As Major League Baseball faces the potential of a significantly shortened or completely lost season due to the coronavirus pandemic, the league is considering every option that would allow the most possible games to be played.
Unfortunately, based on Ken Rosenthal’s latest report for The Athletic, the league might be running out of solutions that are both safe and within logistical reason.
According to Rosenthal, MLB is now considering beginning the season exclusively in Arizona or Florida, where games would be played at spring training ballparks with no fans in the stands.
MLB is prioritizing public health as it examines all possibilities, sources say. The season, at least initially, could be played in Florida or more likely Arizona, where spring-training parks are more concentrated. But the logistics of quarantining 30 teams in one area would be extremely complex and potentially controversial, sources say, requiring local, state and federal government cooperation and resources that might be necessary to fight the COVID-19 pandemic.
MLB isn’t the first major sports league to consider this approach in order to complete the 2020 season. Earlier this week, it was reported the NBA is considering finishing out its season in one central city, with Las Vegas being mentioned as the most likely location. That plan would include the entire postseason.

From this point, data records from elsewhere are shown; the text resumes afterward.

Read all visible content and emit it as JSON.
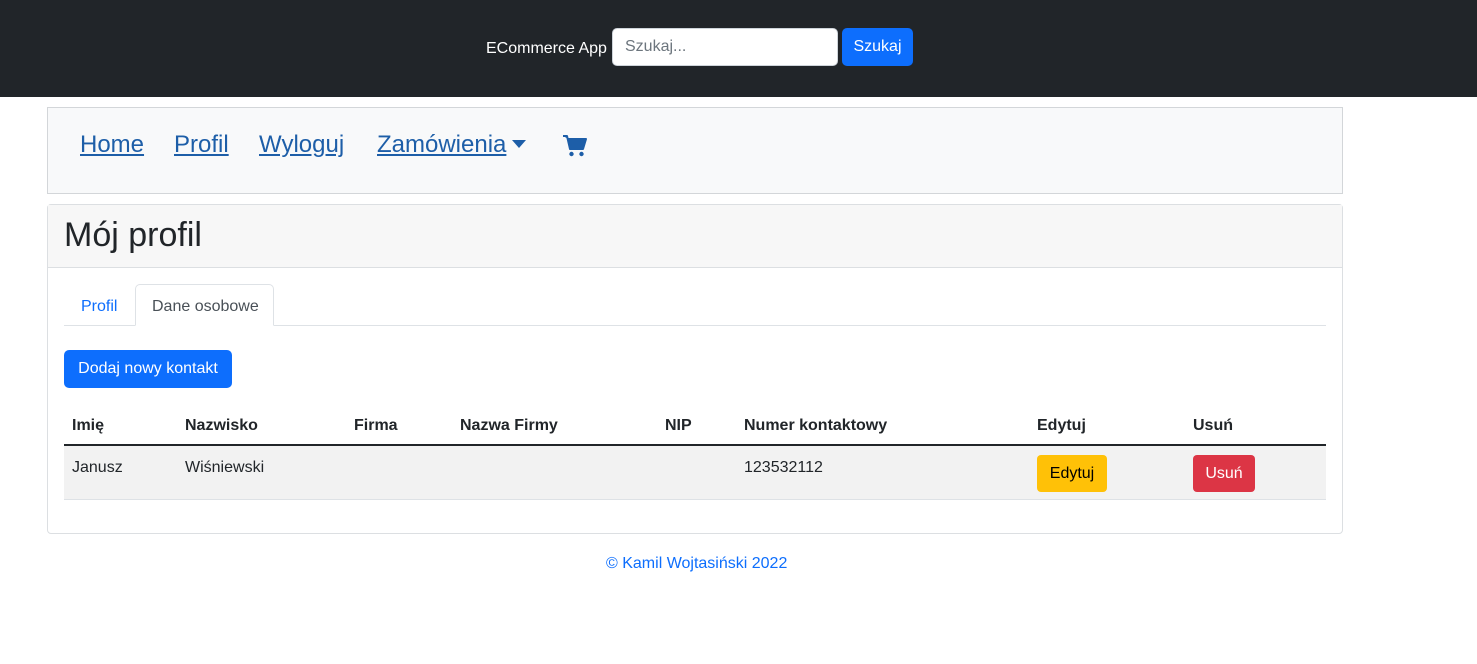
{
  "header": {
    "brand": "ECommerce App",
    "search_placeholder": "Szukaj...",
    "search_button": "Szukaj"
  },
  "nav": {
    "items": [
      {
        "label": "Home"
      },
      {
        "label": "Profil"
      },
      {
        "label": "Wyloguj"
      },
      {
        "label": "Zamówienia"
      }
    ],
    "cart_icon": "shopping-cart-icon"
  },
  "profile": {
    "title": "Mój profil",
    "tabs": [
      {
        "label": "Profil",
        "active": false
      },
      {
        "label": "Dane osobowe",
        "active": true
      }
    ],
    "add_contact_button": "Dodaj nowy kontakt",
    "table": {
      "columns": [
        "Imię",
        "Nazwisko",
        "Firma",
        "Nazwa Firmy",
        "NIP",
        "Numer kontaktowy",
        "Edytuj",
        "Usuń"
      ],
      "rows": [
        {
          "imie": "Janusz",
          "nazwisko": "Wiśniewski",
          "firma": "",
          "nazwa_firmy": "",
          "nip": "",
          "numer": "123532112",
          "edit_label": "Edytuj",
          "delete_label": "Usuń"
        }
      ]
    }
  },
  "footer": {
    "text": "© Kamil Wojtasiński 2022"
  },
  "colors": {
    "topbar": "#212529",
    "primary": "#0d6efd",
    "warning": "#ffc107",
    "danger": "#dc3545",
    "nav_link": "#1d5ea8"
  }
}
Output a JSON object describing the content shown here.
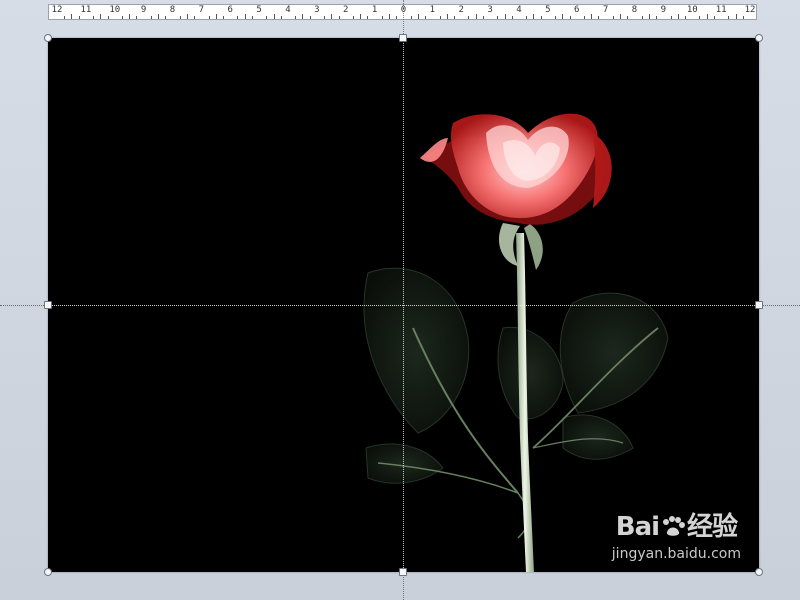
{
  "ruler": {
    "labels": [
      "12",
      "11",
      "10",
      "9",
      "8",
      "7",
      "6",
      "5",
      "4",
      "3",
      "2",
      "1",
      "0",
      "1",
      "2",
      "3",
      "4",
      "5",
      "6",
      "7",
      "8",
      "9",
      "10",
      "11",
      "12"
    ]
  },
  "slide": {
    "image_subject": "x-ray-rose"
  },
  "watermark": {
    "brand_left": "Bai",
    "brand_right": "经验",
    "url": "jingyan.baidu.com",
    "icon": "baidu-paw-icon"
  },
  "colors": {
    "slide_background": "#000000",
    "rose_petal": "#ff6b6b",
    "stem": "#dfe9d6"
  }
}
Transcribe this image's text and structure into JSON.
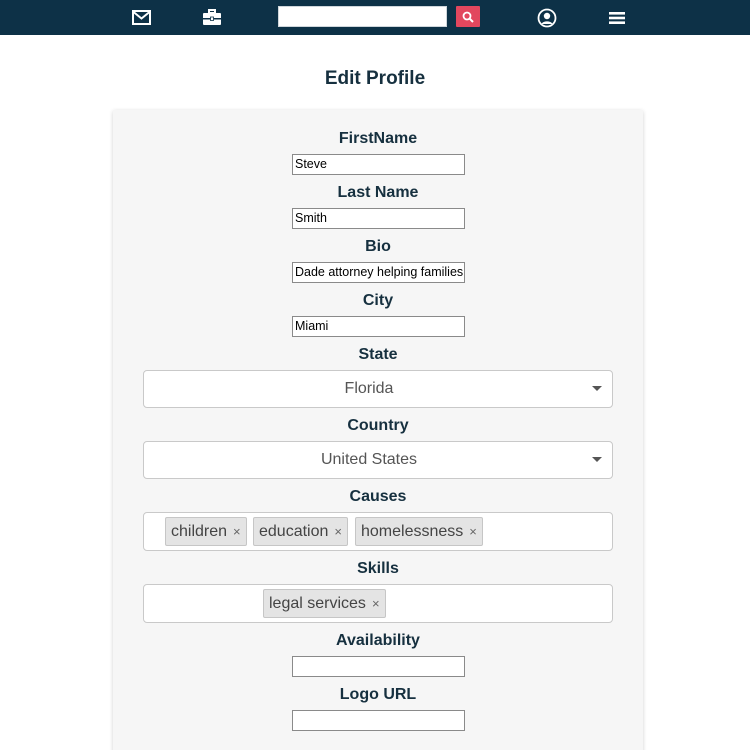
{
  "nav": {
    "search": {
      "value": "",
      "placeholder": ""
    },
    "icons": [
      "envelope-icon",
      "briefcase-icon",
      "search-icon",
      "user-circle-icon",
      "menu-icon"
    ]
  },
  "page": {
    "title": "Edit Profile"
  },
  "form": {
    "first_name": {
      "label": "FirstName",
      "value": "Steve"
    },
    "last_name": {
      "label": "Last Name",
      "value": "Smith"
    },
    "bio": {
      "label": "Bio",
      "value": "Dade attorney helping families"
    },
    "city": {
      "label": "City",
      "value": "Miami"
    },
    "state": {
      "label": "State",
      "value": "Florida"
    },
    "country": {
      "label": "Country",
      "value": "United States"
    },
    "causes": {
      "label": "Causes",
      "tags": [
        "children",
        "education",
        "homelessness"
      ]
    },
    "skills": {
      "label": "Skills",
      "tags": [
        "legal services"
      ]
    },
    "availability": {
      "label": "Availability",
      "value": ""
    },
    "logo_url": {
      "label": "Logo URL",
      "value": ""
    },
    "tag_remove_glyph": "×"
  },
  "colors": {
    "nav_bg": "#0d3147",
    "search_button": "#e2475e",
    "card_bg": "#f6f6f6",
    "heading": "#16303f"
  }
}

Arizona would make the most sense for MLB in terms of cutting down travel and getting more games played in a shorter time frame. More than half the league has a facility and ballpark in or around the Phoenix area. It could work under different circumstances.

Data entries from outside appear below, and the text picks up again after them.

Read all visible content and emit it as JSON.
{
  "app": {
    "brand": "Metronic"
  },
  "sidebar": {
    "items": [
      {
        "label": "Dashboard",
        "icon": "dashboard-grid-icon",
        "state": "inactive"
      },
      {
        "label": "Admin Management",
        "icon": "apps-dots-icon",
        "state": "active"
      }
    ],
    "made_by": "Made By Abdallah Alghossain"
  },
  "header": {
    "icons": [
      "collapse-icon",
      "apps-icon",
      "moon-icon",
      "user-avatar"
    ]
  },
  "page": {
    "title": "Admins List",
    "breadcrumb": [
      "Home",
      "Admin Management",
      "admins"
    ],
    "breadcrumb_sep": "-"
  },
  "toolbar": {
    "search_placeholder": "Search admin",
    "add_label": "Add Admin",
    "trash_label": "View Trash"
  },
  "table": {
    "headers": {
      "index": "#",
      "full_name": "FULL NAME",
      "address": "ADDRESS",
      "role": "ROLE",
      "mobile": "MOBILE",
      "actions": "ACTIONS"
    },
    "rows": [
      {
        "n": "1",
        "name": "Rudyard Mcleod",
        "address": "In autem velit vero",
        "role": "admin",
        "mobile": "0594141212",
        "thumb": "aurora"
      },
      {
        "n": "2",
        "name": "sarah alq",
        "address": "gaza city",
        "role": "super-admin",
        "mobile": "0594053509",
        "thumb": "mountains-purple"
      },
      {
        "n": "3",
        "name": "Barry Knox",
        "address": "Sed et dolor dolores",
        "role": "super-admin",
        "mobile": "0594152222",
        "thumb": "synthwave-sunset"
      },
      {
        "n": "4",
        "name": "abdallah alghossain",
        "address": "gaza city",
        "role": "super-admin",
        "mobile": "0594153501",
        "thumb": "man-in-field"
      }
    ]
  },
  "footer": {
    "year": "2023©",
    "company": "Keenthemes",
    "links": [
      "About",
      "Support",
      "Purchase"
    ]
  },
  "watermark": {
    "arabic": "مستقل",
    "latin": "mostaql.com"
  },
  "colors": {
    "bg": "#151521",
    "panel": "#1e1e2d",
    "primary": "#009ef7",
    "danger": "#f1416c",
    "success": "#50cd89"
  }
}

Simply put, these are not the right circumstances.
As Rosenthal notes, an entire league converging on one city would seemingly put everyone directly involved with MLB and the community at large at greater risk.

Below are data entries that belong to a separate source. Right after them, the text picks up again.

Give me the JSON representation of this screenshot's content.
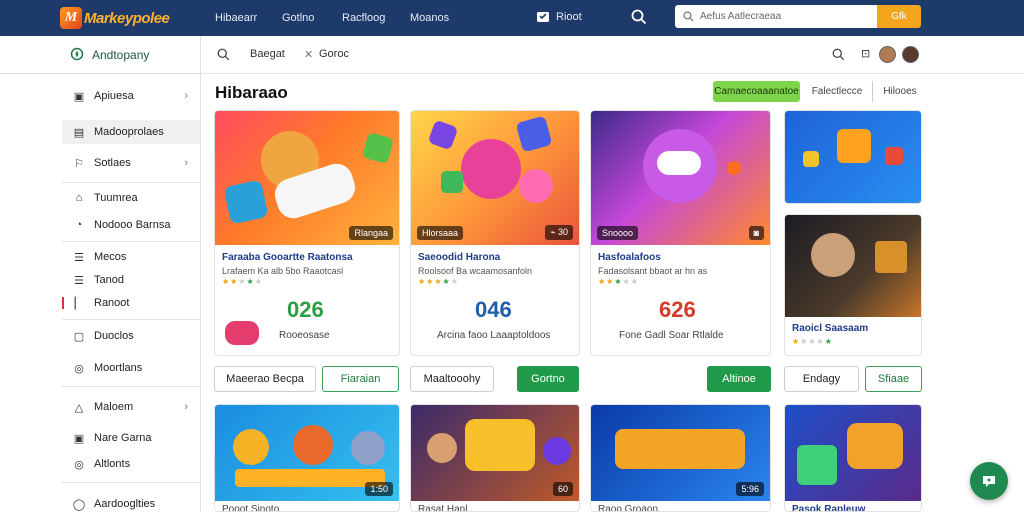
{
  "app": {
    "logo_text": "Markeypolee",
    "logo_mark": "M"
  },
  "topnav": {
    "items": [
      "Hibaearr",
      "Gotlno",
      "Racfloog",
      "Moanos"
    ],
    "cart_label": "Rioot",
    "search_placeholder": "Aefus Aatlecraeaa",
    "search_button": "Gfk"
  },
  "sidebar": {
    "header": "Andtopany",
    "items": [
      {
        "label": "Apiuesa",
        "icon": "gift-icon",
        "chevron": true
      },
      {
        "label": "Madooprolaes",
        "icon": "bag-icon",
        "chevron": false
      },
      {
        "label": "Sotlaes",
        "icon": "flag-icon",
        "chevron": true
      },
      {
        "label": "Tuumrea",
        "icon": "tag-icon",
        "chevron": false
      },
      {
        "label": "Nodooo Barnsa",
        "icon": "tag-icon",
        "chevron": false
      },
      {
        "label": "Mecos",
        "icon": "list-icon",
        "chevron": false
      },
      {
        "label": "Tanod",
        "icon": "list-icon",
        "chevron": false
      },
      {
        "label": "Ranoot",
        "icon": "marker-icon",
        "chevron": false
      },
      {
        "label": "Duoclos",
        "icon": "box-icon",
        "chevron": false
      },
      {
        "label": "Moortlans",
        "icon": "circle-icon",
        "chevron": false
      },
      {
        "label": "Maloem",
        "icon": "triangle-icon",
        "chevron": true
      },
      {
        "label": "Nare Garna",
        "icon": "box-icon",
        "chevron": false
      },
      {
        "label": "Altlonts",
        "icon": "circle-icon",
        "chevron": false
      },
      {
        "label": "Aardooglties",
        "icon": "circle-icon",
        "chevron": false
      }
    ]
  },
  "subbar": {
    "crumb1": "Baegat",
    "crumb2": "Goroc"
  },
  "page": {
    "title": "Hibaraao",
    "filters": {
      "primary": "Camaecoaaanatoe",
      "secondary": "Falectlecce",
      "tertiary": "Hilooes"
    }
  },
  "cards": [
    {
      "tag": "Rlangaa",
      "title": "Faraaba Gooartte Raatonsa",
      "sub": "Lrafaem Ka alb 5bo Raaotcasl",
      "value": "026",
      "value_color": "#2e9e44",
      "caption": "Rooeosase"
    },
    {
      "tag": "Hlorsaaa",
      "title": "Saeoodid Harona",
      "sub": "Roolsoof Ba wcaamosanfoln",
      "value": "046",
      "value_color": "#1f5fa8",
      "caption": "Arcina faoo Laaaptoldoos"
    },
    {
      "tag": "Snoooo",
      "title": "Hasfoalafoos",
      "sub": "Fadasolsant bbaot ar hn as",
      "value": "626",
      "value_color": "#d23b2a",
      "caption": "Fone Gadl Soar Rtlalde"
    },
    {
      "tag": "",
      "title": "Raoicl Saasaam",
      "sub": "",
      "value": "",
      "value_color": "#333",
      "caption": ""
    }
  ],
  "actions": [
    "Maeerao Becpa",
    "Fiaraian",
    "Maaltooohy",
    "Gortno",
    "Altinoe",
    "Endagy",
    "Sfiaae"
  ],
  "bottom_cards": [
    {
      "tag": "1:50",
      "title": "Pooot Sinoto"
    },
    {
      "tag": "60",
      "title": "Rasat Hanl"
    },
    {
      "tag": "5:96",
      "title": "Raoo Groaon"
    },
    {
      "tag": "",
      "title": "Pasok Rapleuw"
    }
  ],
  "colors": {
    "topbar": "#1d3a6b",
    "accent_orange": "#f4a51c",
    "accent_green": "#1f9a48",
    "primary_filter": "#7ed44a"
  }
}
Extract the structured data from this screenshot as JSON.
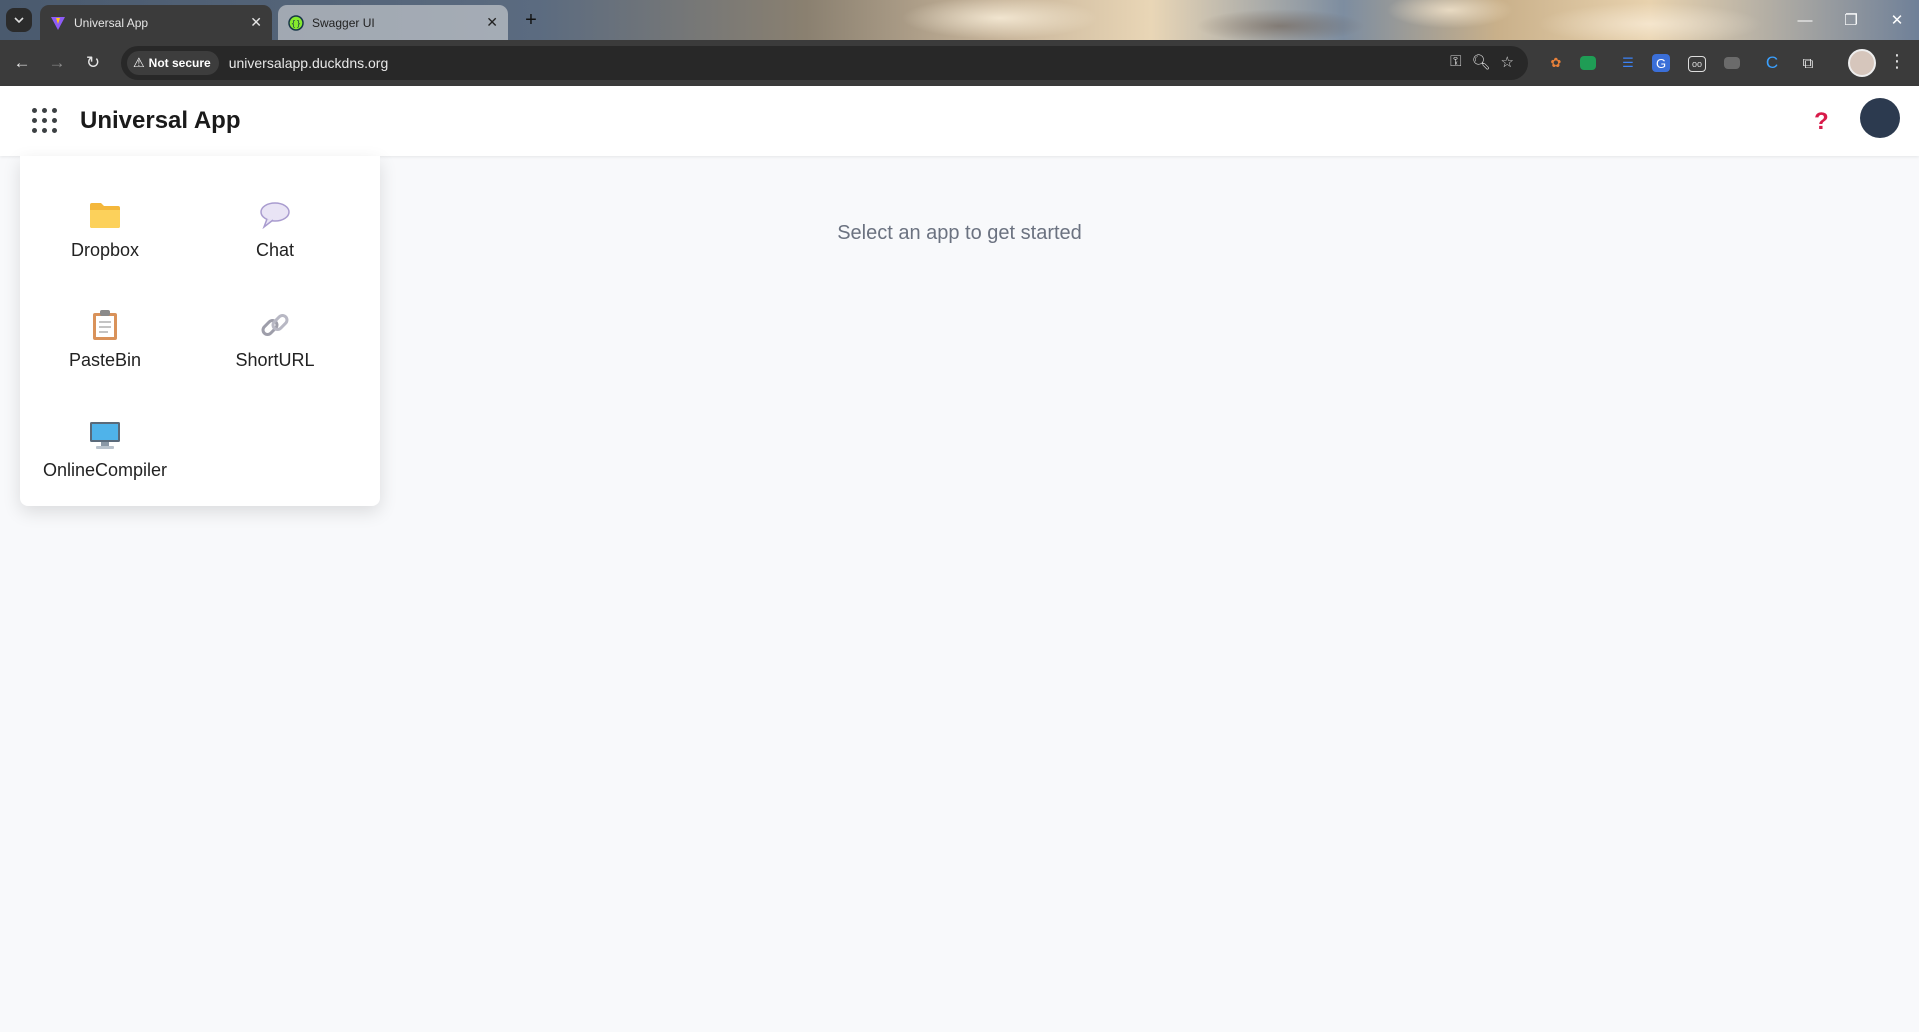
{
  "browser": {
    "tabs": [
      {
        "title": "Universal App",
        "active": true
      },
      {
        "title": "Swagger UI",
        "active": false
      }
    ],
    "security_label": "Not secure",
    "url": "universalapp.duckdns.org"
  },
  "header": {
    "title": "Universal App",
    "help_glyph": "?"
  },
  "launcher": {
    "apps": [
      {
        "label": "Dropbox",
        "icon": "folder-icon"
      },
      {
        "label": "Chat",
        "icon": "speech-bubble-icon"
      },
      {
        "label": "PasteBin",
        "icon": "clipboard-icon"
      },
      {
        "label": "ShortURL",
        "icon": "link-icon"
      },
      {
        "label": "OnlineCompiler",
        "icon": "desktop-computer-icon"
      }
    ]
  },
  "main": {
    "empty_message": "Select an app to get started"
  },
  "colors": {
    "accent_help": "#d81b4a",
    "avatar": "#2c3a4f"
  }
}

To play under quarantine, the sport would need to protect the health not only of players and other club personnel, but also umpires and those producing the television broadcasts, plus hotel workers, bus drivers and anyone else involved with the players and games.
“Your margin of error is so small,” one baseball official said.
As an example, the official cited the possibility of a hotel worker going home, catching the virus and bringing it back into the baseball environment the next day. The effect might be similar to what occurs on a cruise ship. Infections would spread rapidly, and the sport again would need to shut down.
That’s a pretty grim downside. Those concerns alone should be enough to squash this idea.
Keeping players from their families for weeks, if not months, amid a national health crisis is a tough strategy to get behind as well.
That doesn’t even take into account the health care resources that would have to be available to provide testing for the virus or just look after players who might be injured. It wouldn’t be a great look for MLB players in Arizona to be getting quick MRIs and other medical tests when other areas are struggling to provide urgent care for COVID-19 patients.
That’s at least three big strikes against this plan already.
We don’t blame MLB for spitballing ideas here. Perhaps opening the season in Arizona or another central location will look like a more reasonable option in June or July. It’s possible, but it’s awfully difficult to imagine given the lens we’re looking through right now.